Sin embargo Kanda no parecía parpadear en sinónimo de bienvenida a sus progenitores, es más, parecía ni si quiera hacerlo con aquella mirada penetrante que en ocasiones se tornaba en una letal capaz de amedrentar a cualquier fiera pero su padre no era una fiera y conocía bastante bien su hijo, y por lo mismo que lo conocía sabía que debía llevar esto hasta las últimas consecuencias si quería conseguir algo.

–Yû, no lo repetiré dos veces. Deja a ese mocoso o te desconoceré como mi hijo.

Kanda no dijo nada, solo lo miraba fijamente, ya había esperado que algo así sucediese solo que no esperaba que fuese tan pronto. Quería acabar con esto lo más rápido posible, que su padre acabase de amenazarlo y él se pudiese largar de ahí. No era como si los odiase (aunque eso parecía, pero Kanda parecía odiar a todos, nada de que preocuparse) solo que eran las personas con las que menos quería hablar en este momento, ya que solo habían llegado a sumar presión a su ya muy atareada y llena agenda.

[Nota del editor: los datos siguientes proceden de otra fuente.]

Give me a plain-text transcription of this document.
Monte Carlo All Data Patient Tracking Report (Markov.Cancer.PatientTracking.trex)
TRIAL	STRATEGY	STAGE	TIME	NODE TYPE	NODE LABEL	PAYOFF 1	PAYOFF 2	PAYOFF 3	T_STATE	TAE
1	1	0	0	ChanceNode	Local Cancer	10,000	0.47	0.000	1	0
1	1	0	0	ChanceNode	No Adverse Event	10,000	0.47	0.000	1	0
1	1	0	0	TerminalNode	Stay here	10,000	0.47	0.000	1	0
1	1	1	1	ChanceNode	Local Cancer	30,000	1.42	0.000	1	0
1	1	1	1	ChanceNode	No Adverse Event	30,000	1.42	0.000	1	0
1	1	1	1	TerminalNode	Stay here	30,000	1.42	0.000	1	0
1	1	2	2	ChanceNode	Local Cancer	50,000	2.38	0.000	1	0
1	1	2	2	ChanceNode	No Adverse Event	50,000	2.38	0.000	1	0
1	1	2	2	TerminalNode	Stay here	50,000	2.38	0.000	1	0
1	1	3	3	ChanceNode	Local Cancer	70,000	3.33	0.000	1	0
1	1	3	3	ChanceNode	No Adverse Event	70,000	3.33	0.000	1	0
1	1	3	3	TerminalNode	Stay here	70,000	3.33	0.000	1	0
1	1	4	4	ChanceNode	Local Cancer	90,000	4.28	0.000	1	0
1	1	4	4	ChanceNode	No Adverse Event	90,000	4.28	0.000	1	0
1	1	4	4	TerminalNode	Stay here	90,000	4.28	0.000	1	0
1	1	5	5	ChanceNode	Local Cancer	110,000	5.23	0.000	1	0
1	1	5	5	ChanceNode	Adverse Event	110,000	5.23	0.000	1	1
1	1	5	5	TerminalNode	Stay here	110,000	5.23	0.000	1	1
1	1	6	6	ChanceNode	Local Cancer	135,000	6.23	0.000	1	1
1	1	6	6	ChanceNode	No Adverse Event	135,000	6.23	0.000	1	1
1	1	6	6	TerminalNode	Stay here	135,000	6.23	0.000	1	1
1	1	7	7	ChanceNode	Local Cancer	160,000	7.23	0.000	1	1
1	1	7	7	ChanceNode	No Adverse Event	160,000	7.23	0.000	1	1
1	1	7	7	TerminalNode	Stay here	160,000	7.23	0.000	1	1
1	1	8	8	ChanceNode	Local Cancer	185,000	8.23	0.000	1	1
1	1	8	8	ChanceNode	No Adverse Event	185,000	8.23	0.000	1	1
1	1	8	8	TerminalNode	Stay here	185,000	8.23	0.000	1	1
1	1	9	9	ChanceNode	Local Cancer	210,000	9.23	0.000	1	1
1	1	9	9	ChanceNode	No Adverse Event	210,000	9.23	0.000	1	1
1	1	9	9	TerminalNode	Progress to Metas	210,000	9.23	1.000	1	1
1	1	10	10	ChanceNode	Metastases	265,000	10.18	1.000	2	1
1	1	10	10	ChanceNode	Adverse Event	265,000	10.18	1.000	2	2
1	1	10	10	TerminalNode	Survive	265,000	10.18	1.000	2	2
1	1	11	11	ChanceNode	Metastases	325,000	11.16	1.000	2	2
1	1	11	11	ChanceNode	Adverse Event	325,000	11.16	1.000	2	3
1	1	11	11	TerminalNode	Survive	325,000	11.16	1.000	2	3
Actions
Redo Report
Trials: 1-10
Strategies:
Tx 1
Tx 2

–Yû, escucha a tu padre, por favor. Hacemos esto por tu bien.

–¿Y por eso me amenazan?, ¿por mi bien?

–¡¿Qué no entiendes?, tu no puedes ir y hacer lo que se te venga en gana. Eres un Kanda y tienes un futuro brillante. Tienes que casarte con la mujer que tu madre y yo hemos elegido para ti. Tienes que casarte con Emilia.

–¿Y si no quiero?

–Olvídate de seguir teniendo en tu poder Black Order. Ahora deja a ese niño y vayamos de regreso a Japón para iniciar con los preparativos de tu boda con Emilia.

Kanda miro desafiante a su padre y sabía que su padre no jugaba, hablaba en serio y era capaz de dejar a su hijo en la calle por algo así. Si quería seguir viviendo como hasta ahora no tenía otra alternativa mas que obedecer a su padre.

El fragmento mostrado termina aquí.